List of the trial design and other parameters. The required elements are defined below:
-
endpoint_type
: Character value defining the primary endpoint's type. Possible values:
-
direction
: Character value defining the direction of favorable outcome. Possible values: "Higher"
(a higher value of the endpoint indicates a more favorable outcome) and "Lower"
(a lower value of the endpoint indicates a more favorable outcome).
-
dose_levels
: Integer vector defining the dose levels in the trial (0 corresponds to the placebo group). Each element must be non-negative.
-
stage_sample_size
: Integer vector defining the total number of patients enrolled in each stage. Each element must be positive.
-
control_mean
: Numeric value defining the mean of the primary endpoint in the placebo arm.
-
control_sd
: Numeric value defining the standard deviation of the primary endpoint in the placebo arm. This value must be positive.
-
treatment_mean
: Numeric vector defining the mean of the primary endpoint in each dosing arm.
-
treatment_sd
: Numeric vector defining the standard deviation of the primary endpoint in each dosing arm.
-
treatment_period
: Numeric value defining the length of the treatment period in the trial.
-
ratio_placebo
: Numeric value defining the fixed randomization ratio in the placebo arm. This value must be between 0 and 1.
-
balance
: Numeric value defining the degree of balance for adaptive randomization. This value must be between 0 and 3.
-
delta
: Numeric value defining the threshold for a clinically meaningful improvement over placebo.
-
exponential_model_parameter
: Numeric value defining the non-linear parameter (delta) for the exponential dose-response model used in the MCPMod method. This value must be positive.
-
emax_model_parameter
: Numeric value defining the non-linear parameter (ED50) for the Emax dose-response model used in the MCPMod method. This value must be positive.
-
logistic_model_parameters
: Numeric vector with two elements defining the non-linear parameters (ED50 and delta) for the logistic dose-response model used in the MCPMod method. The values must be positive.
-
enrollment_period
: Numeric value defining the length of the patient enrollment period. This value must be positive.
-
enrollment_parameter
: Numeric value defining the median enrollment time. The patient enrollment process is assumed to be governed by a truncated exponential distribution and this parameter defines the time point by which 50% of the patients are enrolled into the trial. This value must be between 0 and the length of the patient enrollment period.
-
dropout_rate
: Numeric value defining the patient dropout rate. A uniform patient dropout process is assumed and thus this parameter defines the fraction of patients that will be excluded from the interim and final analyses. This value must be between 0 and 1.

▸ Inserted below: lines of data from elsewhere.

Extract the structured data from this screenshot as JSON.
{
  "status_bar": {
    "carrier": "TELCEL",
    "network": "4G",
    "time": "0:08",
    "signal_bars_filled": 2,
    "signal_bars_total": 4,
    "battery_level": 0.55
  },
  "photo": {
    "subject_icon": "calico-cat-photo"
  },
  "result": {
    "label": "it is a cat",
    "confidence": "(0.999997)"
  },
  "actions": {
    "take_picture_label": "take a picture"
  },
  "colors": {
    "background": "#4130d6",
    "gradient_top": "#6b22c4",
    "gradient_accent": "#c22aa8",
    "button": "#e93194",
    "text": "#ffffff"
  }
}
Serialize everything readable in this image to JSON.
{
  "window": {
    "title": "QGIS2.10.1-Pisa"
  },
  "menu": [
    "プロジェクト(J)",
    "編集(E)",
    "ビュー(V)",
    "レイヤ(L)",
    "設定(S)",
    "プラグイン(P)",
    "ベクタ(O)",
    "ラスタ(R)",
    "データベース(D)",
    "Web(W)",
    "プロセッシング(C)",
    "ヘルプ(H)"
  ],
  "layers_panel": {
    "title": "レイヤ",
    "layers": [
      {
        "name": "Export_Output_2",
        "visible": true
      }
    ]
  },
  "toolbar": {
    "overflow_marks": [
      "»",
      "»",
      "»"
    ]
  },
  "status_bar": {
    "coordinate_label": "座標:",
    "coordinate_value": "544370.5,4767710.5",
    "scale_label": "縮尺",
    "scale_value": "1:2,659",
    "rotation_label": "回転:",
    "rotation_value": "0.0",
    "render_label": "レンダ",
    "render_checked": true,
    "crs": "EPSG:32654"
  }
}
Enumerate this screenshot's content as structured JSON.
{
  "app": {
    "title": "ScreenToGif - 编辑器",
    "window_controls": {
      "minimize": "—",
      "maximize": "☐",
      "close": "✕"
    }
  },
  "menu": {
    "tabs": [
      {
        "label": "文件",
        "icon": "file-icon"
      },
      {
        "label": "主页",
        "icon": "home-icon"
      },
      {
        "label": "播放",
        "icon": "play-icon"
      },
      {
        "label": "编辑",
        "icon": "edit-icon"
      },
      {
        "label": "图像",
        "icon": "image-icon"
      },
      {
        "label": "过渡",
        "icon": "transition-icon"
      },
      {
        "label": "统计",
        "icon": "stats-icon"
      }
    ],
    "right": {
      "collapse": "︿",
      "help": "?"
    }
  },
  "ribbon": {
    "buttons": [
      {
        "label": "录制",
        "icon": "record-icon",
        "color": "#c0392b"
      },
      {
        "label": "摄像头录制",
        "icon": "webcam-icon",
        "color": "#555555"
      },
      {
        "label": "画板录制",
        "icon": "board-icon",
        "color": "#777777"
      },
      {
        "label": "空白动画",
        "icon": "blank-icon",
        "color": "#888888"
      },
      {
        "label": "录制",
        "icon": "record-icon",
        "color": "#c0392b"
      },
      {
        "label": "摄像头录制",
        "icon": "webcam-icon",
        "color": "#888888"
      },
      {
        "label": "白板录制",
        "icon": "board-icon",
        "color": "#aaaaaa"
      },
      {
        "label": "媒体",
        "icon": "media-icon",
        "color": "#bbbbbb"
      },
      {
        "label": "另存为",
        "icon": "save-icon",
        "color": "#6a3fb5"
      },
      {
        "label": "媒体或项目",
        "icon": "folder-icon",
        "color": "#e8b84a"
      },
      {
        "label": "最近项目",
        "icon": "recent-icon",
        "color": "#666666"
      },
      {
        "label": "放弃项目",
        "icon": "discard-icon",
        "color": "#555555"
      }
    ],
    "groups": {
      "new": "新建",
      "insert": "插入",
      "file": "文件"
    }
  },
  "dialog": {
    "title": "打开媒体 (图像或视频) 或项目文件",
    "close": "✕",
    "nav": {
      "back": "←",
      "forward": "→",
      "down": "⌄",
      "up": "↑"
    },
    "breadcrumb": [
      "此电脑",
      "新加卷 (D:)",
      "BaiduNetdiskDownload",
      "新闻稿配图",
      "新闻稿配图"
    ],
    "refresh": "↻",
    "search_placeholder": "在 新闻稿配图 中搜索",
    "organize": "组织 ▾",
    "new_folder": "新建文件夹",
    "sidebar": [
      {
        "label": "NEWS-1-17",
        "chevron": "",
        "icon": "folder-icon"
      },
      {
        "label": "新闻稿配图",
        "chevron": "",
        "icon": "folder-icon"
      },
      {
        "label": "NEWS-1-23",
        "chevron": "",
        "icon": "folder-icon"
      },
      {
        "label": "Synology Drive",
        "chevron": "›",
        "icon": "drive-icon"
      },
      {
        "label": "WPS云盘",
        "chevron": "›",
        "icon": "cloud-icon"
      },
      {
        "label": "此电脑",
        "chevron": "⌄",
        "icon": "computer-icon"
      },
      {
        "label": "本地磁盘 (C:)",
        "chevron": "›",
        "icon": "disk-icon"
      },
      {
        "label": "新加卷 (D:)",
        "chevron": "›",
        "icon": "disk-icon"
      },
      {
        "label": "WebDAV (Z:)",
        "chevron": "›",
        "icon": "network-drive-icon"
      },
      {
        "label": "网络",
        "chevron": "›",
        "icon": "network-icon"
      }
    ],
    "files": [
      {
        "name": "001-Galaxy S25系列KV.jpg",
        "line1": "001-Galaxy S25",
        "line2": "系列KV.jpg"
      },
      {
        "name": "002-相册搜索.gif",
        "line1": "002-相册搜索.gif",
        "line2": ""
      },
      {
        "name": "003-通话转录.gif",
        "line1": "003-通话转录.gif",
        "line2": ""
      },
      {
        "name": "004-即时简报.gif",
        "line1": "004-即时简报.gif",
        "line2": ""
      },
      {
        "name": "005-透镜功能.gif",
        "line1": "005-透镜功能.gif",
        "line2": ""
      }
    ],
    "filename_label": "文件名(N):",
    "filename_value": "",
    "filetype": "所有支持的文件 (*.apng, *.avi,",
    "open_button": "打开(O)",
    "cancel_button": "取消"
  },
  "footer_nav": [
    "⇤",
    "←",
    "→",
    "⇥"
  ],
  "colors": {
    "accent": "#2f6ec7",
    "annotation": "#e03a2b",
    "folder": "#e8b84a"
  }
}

alpha: Numeric value defining the overall one-sided Type I error rate. The default value is 0.025.
-
random_seed
: Integer value defining the random number generator seed. The default value is 49283.
-
nsims
: Integer value defining the number of simulation runs.
-
ncores
: Integer value defining the number of cores for parallel calculations. The number of cores cannot exceed the maximum available number of cores. The default value is 1.